Yin Junli, Shi Xiaoyu, Wang Lingyuan, Yan He, Chen Shangshang
State Key Laboratory of Coordination Chemistry, MOE Key Laboratory of High Performance Polymer Materials & Technology, School of Chemistry and Chemical Engineering, Nanjing University, Nanjing, Jiangsu 210023, China.
Department of Chemistry and Hong Kong Branch of Chinese National Engineering Research Center for Tissue Restoration and Reconstruction, Hong Kong University of Science and Technology, Clear Water Bay, Kowloon, Hong Kong, 999077, China.
Angew Chem Int Ed Engl. 2022 Dec 23;61(52):e202210610. doi: 10.1002/anie.202210610. Epub 2022 Nov 23.
Electron transporting materials (ETMs) play vital roles in determining the efficiency and stability of inverted perovskite solar cells. The widely used PCBM is prone to undesirable aggregation and migration in a cell, thus impairing device stability. In this work, we develop a new type of ETMs by polymerizing C60 fullerene with an aromantic linker unit. The resultant polyfullerene (PFBS-C12) not only maintains the good optoelectronic properties of fullerenes, but also can address the aforementioned aggregation problem of PCBM. The polyfullerene-based blade-coated cells exhibit a high efficiency of 23.2 % and good device stability that maintain 96 % of initial efficiency after >1300-hour light soaking. An aperture efficiency of 18.9 % is also achieved on a 53.6-cm perovskite mini-module.

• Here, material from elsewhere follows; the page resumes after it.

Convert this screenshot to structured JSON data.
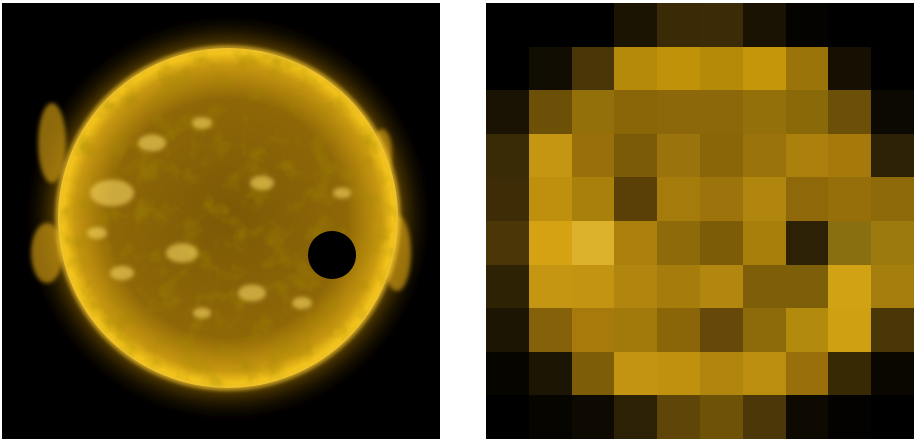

This work provides a new strategy for designing ETMs that retain the key figure-of-merits of conventional fullerene molecules and enable more stable perovskite solar devices simultaneously.

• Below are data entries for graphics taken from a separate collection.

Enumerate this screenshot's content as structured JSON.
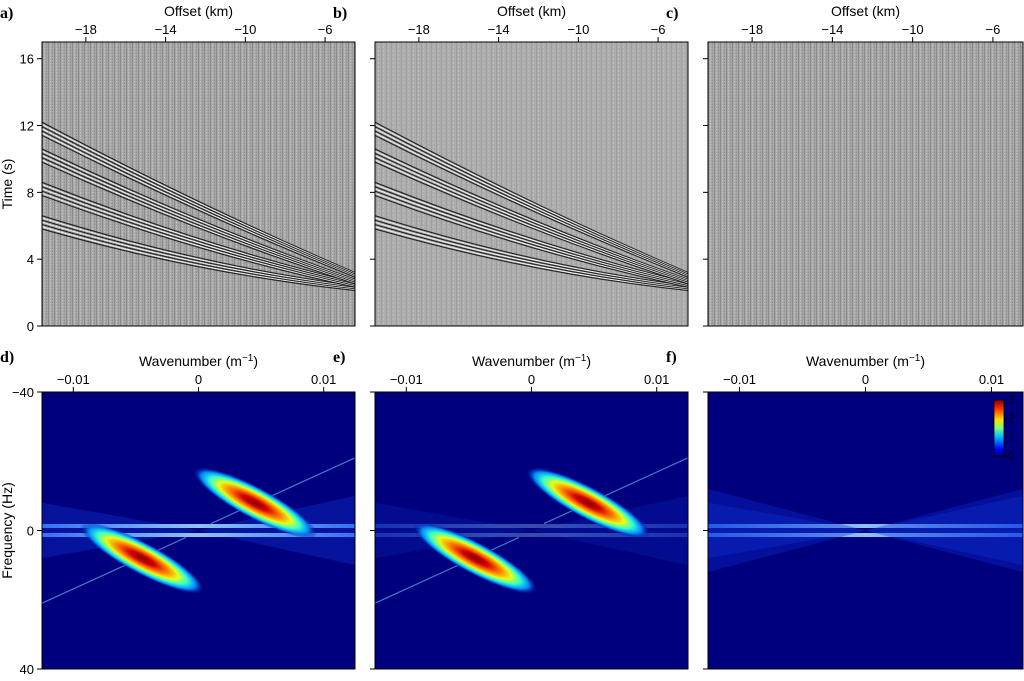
{
  "chart_data": [
    {
      "panel": "a)",
      "type": "heatmap",
      "content": "seismic-gather",
      "variant": "noisy",
      "title": "",
      "xlabel": "Offset (km)",
      "ylabel": "Time (s)",
      "xlim": [
        -20.2,
        -4.5
      ],
      "ylim": [
        17,
        0
      ],
      "x_ticks": [
        -18,
        -14,
        -10,
        -6
      ],
      "x_tick_labels": [
        "−18",
        "−14",
        "−10",
        "−6"
      ],
      "y_ticks": [
        0,
        4,
        8,
        12,
        16
      ],
      "y_tick_labels": [
        "0",
        "4",
        "8",
        "12",
        "16"
      ],
      "events": [
        {
          "start": [
            -20.2,
            6.6
          ],
          "end": [
            -4.5,
            2.4
          ]
        },
        {
          "start": [
            -20.2,
            8.6
          ],
          "end": [
            -4.5,
            2.6
          ]
        },
        {
          "start": [
            -20.2,
            10.6
          ],
          "end": [
            -4.5,
            2.8
          ]
        },
        {
          "start": [
            -20.2,
            12.2
          ],
          "end": [
            -4.5,
            3.2
          ]
        }
      ]
    },
    {
      "panel": "b)",
      "type": "heatmap",
      "content": "seismic-gather",
      "variant": "denoised",
      "title": "",
      "xlabel": "Offset (km)",
      "ylabel": "",
      "xlim": [
        -20.2,
        -4.5
      ],
      "ylim": [
        17,
        0
      ],
      "x_ticks": [
        -18,
        -14,
        -10,
        -6
      ],
      "x_tick_labels": [
        "−18",
        "−14",
        "−10",
        "−6"
      ],
      "y_ticks": [
        0,
        4,
        8,
        12,
        16
      ],
      "events": [
        {
          "start": [
            -20.2,
            6.6
          ],
          "end": [
            -4.5,
            2.4
          ]
        },
        {
          "start": [
            -20.2,
            8.6
          ],
          "end": [
            -4.5,
            2.6
          ]
        },
        {
          "start": [
            -20.2,
            10.6
          ],
          "end": [
            -4.5,
            2.8
          ]
        },
        {
          "start": [
            -20.2,
            12.2
          ],
          "end": [
            -4.5,
            3.2
          ]
        }
      ]
    },
    {
      "panel": "c)",
      "type": "heatmap",
      "content": "seismic-gather",
      "variant": "removed-noise",
      "title": "",
      "xlabel": "Offset (km)",
      "ylabel": "",
      "xlim": [
        -20.2,
        -4.5
      ],
      "ylim": [
        17,
        0
      ],
      "x_ticks": [
        -18,
        -14,
        -10,
        -6
      ],
      "x_tick_labels": [
        "−18",
        "−14",
        "−10",
        "−6"
      ],
      "y_ticks": [
        0,
        4,
        8,
        12,
        16
      ],
      "events": []
    },
    {
      "panel": "d)",
      "type": "heatmap",
      "content": "fk-spectrum",
      "variant": "noisy",
      "title": "",
      "xlabel": "Wavenumber (m",
      "xlabel_sup": "−1",
      "xlabel_end": ")",
      "ylabel": "Frequency (Hz)",
      "xlim": [
        -0.0125,
        0.0125
      ],
      "ylim": [
        -40,
        40
      ],
      "x_ticks": [
        -0.01,
        0,
        0.01
      ],
      "x_tick_labels": [
        "−0.01",
        "0",
        "0.01"
      ],
      "y_ticks": [
        -40,
        0,
        40
      ],
      "y_tick_labels": [
        "−40",
        "0",
        "40"
      ],
      "colormap": "jet",
      "clim": [
        0,
        3
      ]
    },
    {
      "panel": "e)",
      "type": "heatmap",
      "content": "fk-spectrum",
      "variant": "denoised",
      "title": "",
      "xlabel": "Wavenumber (m",
      "xlabel_sup": "−1",
      "xlabel_end": ")",
      "ylabel": "",
      "xlim": [
        -0.0125,
        0.0125
      ],
      "ylim": [
        -40,
        40
      ],
      "x_ticks": [
        -0.01,
        0,
        0.01
      ],
      "x_tick_labels": [
        "−0.01",
        "0",
        "0.01"
      ],
      "y_ticks": [
        -40,
        0,
        40
      ],
      "colormap": "jet",
      "clim": [
        0,
        3
      ]
    },
    {
      "panel": "f)",
      "type": "heatmap",
      "content": "fk-spectrum",
      "variant": "removed-noise",
      "title": "",
      "xlabel": "Wavenumber (m",
      "xlabel_sup": "−1",
      "xlabel_end": ")",
      "ylabel": "",
      "xlim": [
        -0.0125,
        0.0125
      ],
      "ylim": [
        -40,
        40
      ],
      "x_ticks": [
        -0.01,
        0,
        0.01
      ],
      "x_tick_labels": [
        "−0.01",
        "0",
        "0.01"
      ],
      "y_ticks": [
        -40,
        0,
        40
      ],
      "colormap": "jet",
      "clim": [
        0,
        3
      ],
      "colorbar": {
        "ticks": [
          0,
          1,
          2,
          3
        ],
        "labels": [
          "0",
          "1",
          "2",
          "3"
        ]
      }
    }
  ],
  "colors": {
    "gather_background": "#a6a6a6",
    "fk_background": "#00007f",
    "axis": "#000000"
  }
}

电子传输材料(ETMs)在决定倒置钙钛矿太阳能电池的效率和稳定性方面起着至关重要的作用。广泛使用的PCBM在电池中容易出现不良聚集和迁移,从而损害器件稳定性。在这项工作中,我们通过将C60富勒烯与一个芳族连接单元聚合来开发一种新型的ETMs。所得的聚富勒烯(PFBS-C12)不仅保持了富勒烯良好的光电性能,而且还能解决上述PCBM的聚集问题。基于聚富勒烯的刮刀涂布电池表现出23.2%的高效率和良好的器件稳定性,在超过1300小时的光浸泡后仍保持初始效率的96%。在一个53.6平方厘米的钙钛矿微型模块上也实现了18.9%的孔径效率。这项工作为设计ETMs提供了一种新策略,该策略既能保留传统富勒烯分子的关键品质因数,又能同时实现更稳定的钙钛矿太阳能器件。